Kavli Affiliate: Paul McEuen
| First 5 Authors: Chrisy Xiyu Du, Hanyu Alice Zhang, Tanner Pearson, Jakin Ng, Paul McEuen
| Summary:
The ability to rapidly manufacture building blocks with specific binding
interactions is a key aspect of programmable assembly. Recent developments in
DNA nanotechnology and colloidal particle synthesis have significantly advanced
our ability to create particle sets with programmable interactions, based on
DNA or shape complementarity. The increasing miniaturization underlying
magnetic storage offers a new path for engineering programmable components for
self assembly, by printing magnetic dipole patterns on substrates using
nanotechnology.

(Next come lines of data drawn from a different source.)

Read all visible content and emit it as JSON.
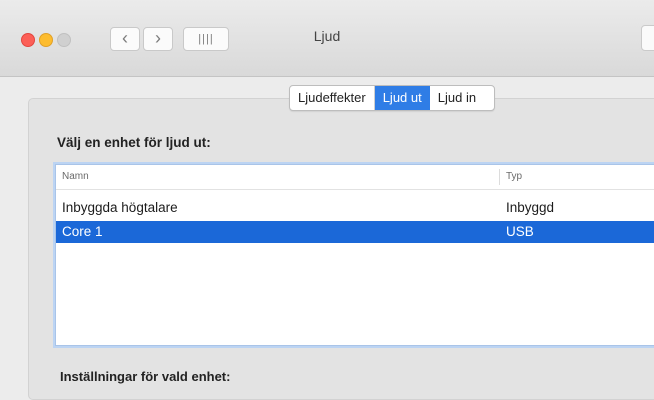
{
  "window": {
    "title": "Ljud",
    "grid_icon_glyph": "||||"
  },
  "toolbar": {
    "back_glyph": "‹",
    "forward_glyph": "›"
  },
  "tabs": [
    {
      "label": "Ljudeffekter",
      "active": false
    },
    {
      "label": "Ljud ut",
      "active": true
    },
    {
      "label": "Ljud in",
      "active": false
    }
  ],
  "output": {
    "section_label": "Välj en enhet för ljud ut:",
    "columns": {
      "name": "Namn",
      "type": "Typ"
    },
    "devices": [
      {
        "name": "Inbyggda högtalare",
        "type": "Inbyggd",
        "selected": false
      },
      {
        "name": "Core 1",
        "type": "USB",
        "selected": true
      }
    ]
  },
  "settings_label": "Inställningar för vald enhet:",
  "colors": {
    "accent": "#2f7de6",
    "selection": "#1b68d8",
    "close": "#fc5f57",
    "minimize": "#fdbc2e"
  }
}
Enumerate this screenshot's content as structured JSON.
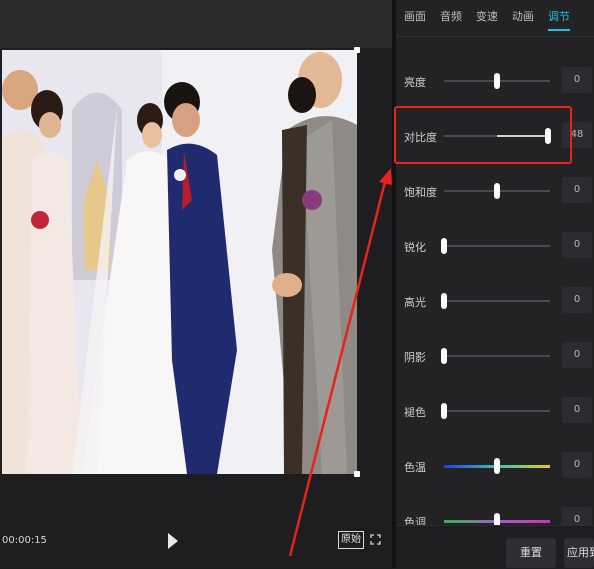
{
  "player": {
    "timecode": "00:00:15",
    "original_label": "原始"
  },
  "tabs": [
    {
      "label": "画面"
    },
    {
      "label": "音频"
    },
    {
      "label": "变速"
    },
    {
      "label": "动画"
    },
    {
      "label": "调节"
    }
  ],
  "active_tab": "调节",
  "adjust": {
    "rows": [
      {
        "label": "亮度",
        "value": "0",
        "level_percent": 50
      },
      {
        "label": "对比度",
        "value": "48",
        "level_percent": 98
      },
      {
        "label": "饱和度",
        "value": "0",
        "level_percent": 50
      },
      {
        "label": "锐化",
        "value": "0",
        "level_percent": 0
      },
      {
        "label": "高光",
        "value": "0",
        "level_percent": 0
      },
      {
        "label": "阴影",
        "value": "0",
        "level_percent": 0
      },
      {
        "label": "褪色",
        "value": "0",
        "level_percent": 0
      },
      {
        "label": "色温",
        "value": "0",
        "level_percent": 50
      },
      {
        "label": "色调",
        "value": "0",
        "level_percent": 50
      }
    ]
  },
  "footer": {
    "reset_label": "重置",
    "apply_all_label": "应用到全部"
  },
  "colors": {
    "accent": "#22c0de",
    "highlight_box": "#e8231b",
    "annotation_arrow": "#e8231b"
  },
  "icons": {
    "play": "play-icon",
    "fullscreen": "fullscreen-icon"
  }
}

How to efficiently design dipole patterns for programmable
assembly remains an open question as the design space is combinatorially large.
Here, we present design rules for programming these magnetic interactions. By
optimizing the structure of the dipole pattern, we demonstrate that the number
of independent building blocks scales super linearly with the number of printed
domains. We test these design rules using computational simulations of self
assembled blocks, and experimental realizations of the blocks at the mm scale,
demonstrating that the designed blocks give high yield assembly. In addition,
our design rules indicate that with current printing technology, micron sized
magnetic panels could easily achieve hundreds of different building blocks.